Man Stabbed His Mother to Death, Then Dialed 911

Brian Keith Griffin pleaded guilty in Harrison County after police said he called 911 and admitted killing Tammy Bogue in the apartment they shared.

MARSHALL, Texas — A Harrison County judge sentenced Brian Keith Griffin to 30 years in prison after Griffin pleaded guilty Thursday to murdering his mother, Tammy Bogue, in a November 2024 stabbing inside the Marshall apartment they shared.

The sentence closed a case that had moved from a same-day arrest to a grand jury indictment and then to a negotiated plea in district court. Prosecutors said Griffin admitted killing Bogue after officers arrived at the apartment on Norwood Street, and local reporting said the plea spared the family a trial that could have turned on mental health testimony. The immediate effect was simple and severe. A murder case that once carried a possible sentence up to 99 years ended with a 30-year prison term, credit for time already served, and no jury trial.

The case began just after midday on Nov. 27, 2024, when Marshall police dispatchers received a report of a stabbing at a residence in the 2700 block of Norwood. Officers arrived to find that the caller had stabbed a relative, according to the first public police account. The victim was pronounced dead at the scene, and officers took Griffin into custody on a murder charge that same day. Later reporting identified the victim as Bogue, 55, and said Griffin had called 911 on himself shortly before 12:45 p.m. The public timeline then moved in steady steps. A Harrison County grand jury indicted Griffin in February 2025, and on Thursday he stood before 71st Judicial District Judge Brad Morin, pleaded guilty to one count of murder, and received a 30-year sentence in short order.

Police records described the core evidence in direct terms. In a probable cause statement quoted by later reports, investigators said Griffin admitted during a custodial interview that he stabbed his mother multiple times and meant to kill her. That admission made the basic question of who attacked Bogue far less disputed than other issues raised in court. At the sentencing hearing, Griffin said he had been treated for mental illness in the past and acknowledged one earlier suicide attempt, but he also said he was not insane on the day of the killing. His lawyer said he had been found competent to stand trial. Even with those details on the record, several parts of the case remain unclear in public accounts. Authorities have not publicly laid out a detailed account of what happened inside the apartment before the 911 call, what sparked the attack, or how long Bogue lay injured before officers reached her.
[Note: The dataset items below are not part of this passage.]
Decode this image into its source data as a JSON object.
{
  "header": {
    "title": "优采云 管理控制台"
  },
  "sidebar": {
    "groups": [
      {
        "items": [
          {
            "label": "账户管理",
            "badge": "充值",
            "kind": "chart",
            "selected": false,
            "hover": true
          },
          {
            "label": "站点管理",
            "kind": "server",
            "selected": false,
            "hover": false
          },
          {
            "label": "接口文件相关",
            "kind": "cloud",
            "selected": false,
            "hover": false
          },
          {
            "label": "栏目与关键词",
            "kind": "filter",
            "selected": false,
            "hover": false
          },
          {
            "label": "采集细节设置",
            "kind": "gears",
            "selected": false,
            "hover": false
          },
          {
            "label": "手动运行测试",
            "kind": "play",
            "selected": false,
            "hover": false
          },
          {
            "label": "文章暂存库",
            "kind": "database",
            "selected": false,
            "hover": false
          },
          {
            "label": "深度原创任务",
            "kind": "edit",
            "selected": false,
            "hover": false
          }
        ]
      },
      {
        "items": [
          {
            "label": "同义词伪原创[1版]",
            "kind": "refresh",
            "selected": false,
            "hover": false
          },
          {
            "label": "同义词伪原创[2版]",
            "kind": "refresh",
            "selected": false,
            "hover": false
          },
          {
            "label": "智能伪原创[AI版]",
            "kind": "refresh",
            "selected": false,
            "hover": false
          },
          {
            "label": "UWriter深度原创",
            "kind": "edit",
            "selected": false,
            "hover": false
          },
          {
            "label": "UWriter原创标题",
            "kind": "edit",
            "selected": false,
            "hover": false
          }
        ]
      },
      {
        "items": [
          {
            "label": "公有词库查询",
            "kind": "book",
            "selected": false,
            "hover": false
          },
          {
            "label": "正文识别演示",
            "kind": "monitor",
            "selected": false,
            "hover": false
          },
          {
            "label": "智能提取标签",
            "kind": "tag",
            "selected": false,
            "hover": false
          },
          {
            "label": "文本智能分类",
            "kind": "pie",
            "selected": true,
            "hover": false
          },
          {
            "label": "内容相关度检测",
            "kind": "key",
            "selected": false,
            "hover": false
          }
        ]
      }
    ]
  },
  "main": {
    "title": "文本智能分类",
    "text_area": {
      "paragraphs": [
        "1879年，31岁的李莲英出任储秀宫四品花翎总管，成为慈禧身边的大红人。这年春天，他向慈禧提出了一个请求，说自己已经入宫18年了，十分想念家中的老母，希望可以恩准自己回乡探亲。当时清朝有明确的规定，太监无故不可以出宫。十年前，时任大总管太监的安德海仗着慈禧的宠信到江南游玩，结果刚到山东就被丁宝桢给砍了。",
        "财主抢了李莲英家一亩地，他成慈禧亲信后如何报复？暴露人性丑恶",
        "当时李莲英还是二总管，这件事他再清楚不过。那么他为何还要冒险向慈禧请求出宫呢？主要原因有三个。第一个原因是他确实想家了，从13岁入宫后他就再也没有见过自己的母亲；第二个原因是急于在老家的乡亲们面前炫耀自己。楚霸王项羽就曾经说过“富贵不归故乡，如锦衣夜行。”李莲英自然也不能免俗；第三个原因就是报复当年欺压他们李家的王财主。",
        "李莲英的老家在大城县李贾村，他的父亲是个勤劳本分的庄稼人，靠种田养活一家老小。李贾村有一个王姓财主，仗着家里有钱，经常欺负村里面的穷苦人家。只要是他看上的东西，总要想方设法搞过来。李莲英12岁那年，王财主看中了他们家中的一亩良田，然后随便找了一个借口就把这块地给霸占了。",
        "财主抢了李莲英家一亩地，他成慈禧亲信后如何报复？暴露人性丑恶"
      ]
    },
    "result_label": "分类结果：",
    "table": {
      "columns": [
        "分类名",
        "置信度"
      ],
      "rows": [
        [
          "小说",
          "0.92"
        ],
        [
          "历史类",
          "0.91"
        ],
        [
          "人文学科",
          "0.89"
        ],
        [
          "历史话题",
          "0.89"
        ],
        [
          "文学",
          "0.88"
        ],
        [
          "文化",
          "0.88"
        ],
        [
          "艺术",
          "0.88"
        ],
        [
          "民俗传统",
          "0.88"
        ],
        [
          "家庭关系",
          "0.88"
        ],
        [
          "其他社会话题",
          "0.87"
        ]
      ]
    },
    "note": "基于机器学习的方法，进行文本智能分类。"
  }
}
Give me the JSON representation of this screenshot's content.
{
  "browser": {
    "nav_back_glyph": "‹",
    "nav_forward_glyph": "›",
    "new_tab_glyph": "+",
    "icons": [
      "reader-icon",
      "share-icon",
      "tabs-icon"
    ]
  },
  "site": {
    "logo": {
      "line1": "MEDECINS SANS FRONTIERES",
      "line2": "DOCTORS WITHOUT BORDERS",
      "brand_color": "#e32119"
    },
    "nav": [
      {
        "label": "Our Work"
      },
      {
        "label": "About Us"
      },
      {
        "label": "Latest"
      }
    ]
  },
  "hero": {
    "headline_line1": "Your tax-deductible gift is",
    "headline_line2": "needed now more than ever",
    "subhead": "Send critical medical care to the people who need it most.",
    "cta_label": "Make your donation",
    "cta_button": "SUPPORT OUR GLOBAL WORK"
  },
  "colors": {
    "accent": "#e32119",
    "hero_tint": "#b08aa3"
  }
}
The case also unfolded against a family history that made the courtroom statements more pointed. Bogue’s obituary described her as a mother, grandmother, sister and friend whose family had already lived through earlier losses, including the deaths of her husband and a daughter before her own death. Those details did not answer the legal questions in the case, but they helped explain the force of the grief heard at sentencing. Public reporting showed that Bogue and Griffin were living together in the Marshall apartment where the killing happened. Marshall is a small East Texas city near the Louisiana line, and the case drew attention first as a local breaking news story and then again when the plea brought it back into public view more than a year later. By then, the record had narrowed to a few hard facts: a mother was dead, her son had admitted the stabbing, and the court had to decide how to weigh punishment, mental health history and the wishes of the surviving family.

The plea agreement reshaped the final stage of the case. Local reporting said Griffin waived his right to a jury trial and his right to appeal as part of the deal. Under Texas law, murder is generally punished as a first-degree felony, and that means a sentence can run from five to 99 years or life in prison. Prosecutors said Griffin had faced as much as 99 years if the case went to trial. Harrison County District Attorney Reid McCain said the state expected a fight between expert witnesses if that happened, an indication that mental health evidence would likely have taken center stage. Instead, the plea fixed the outcome at 30 years. KLTV reported that Griffin received credit for time already served since his arrest in November 2024. With the sentence imposed, the trial phase is over, no jury will hear the evidence, and the case now moves from the courthouse to the prison system.

The most emotional moments came from the people left behind. One family member told the court that the family’s hearts were shattered and said they prayed Griffin felt remorse for what he had done to his mother. Another relative, identified in later reporting as Bogue’s sister, rejected any effort to frame the killing as a tragedy alone. She called it a betrayal of trust and said Bogue deserved to grow old and keep loving the people around her. Her words also made clear that the family saw the case as a double loss. They had lost Bogue to the killing, and they had also lost Griffin to the act that sent him to prison. McCain struck a different tone when he described the family as cooperative and said they still loved Griffin while also believing he had to be held accountable. Those two currents, grief and accountability, ran side by side through the end of the case.

As of Sunday, the public record showed the criminal case had reached its endpoint in district court. Griffin had pleaded guilty, the judge had imposed a 30-year sentence, and the plea deal removed the need for a trial. The next milestone is no longer a hearing date. It is the long prison term now set in motion.

Author note: Last updated April 5, 2026.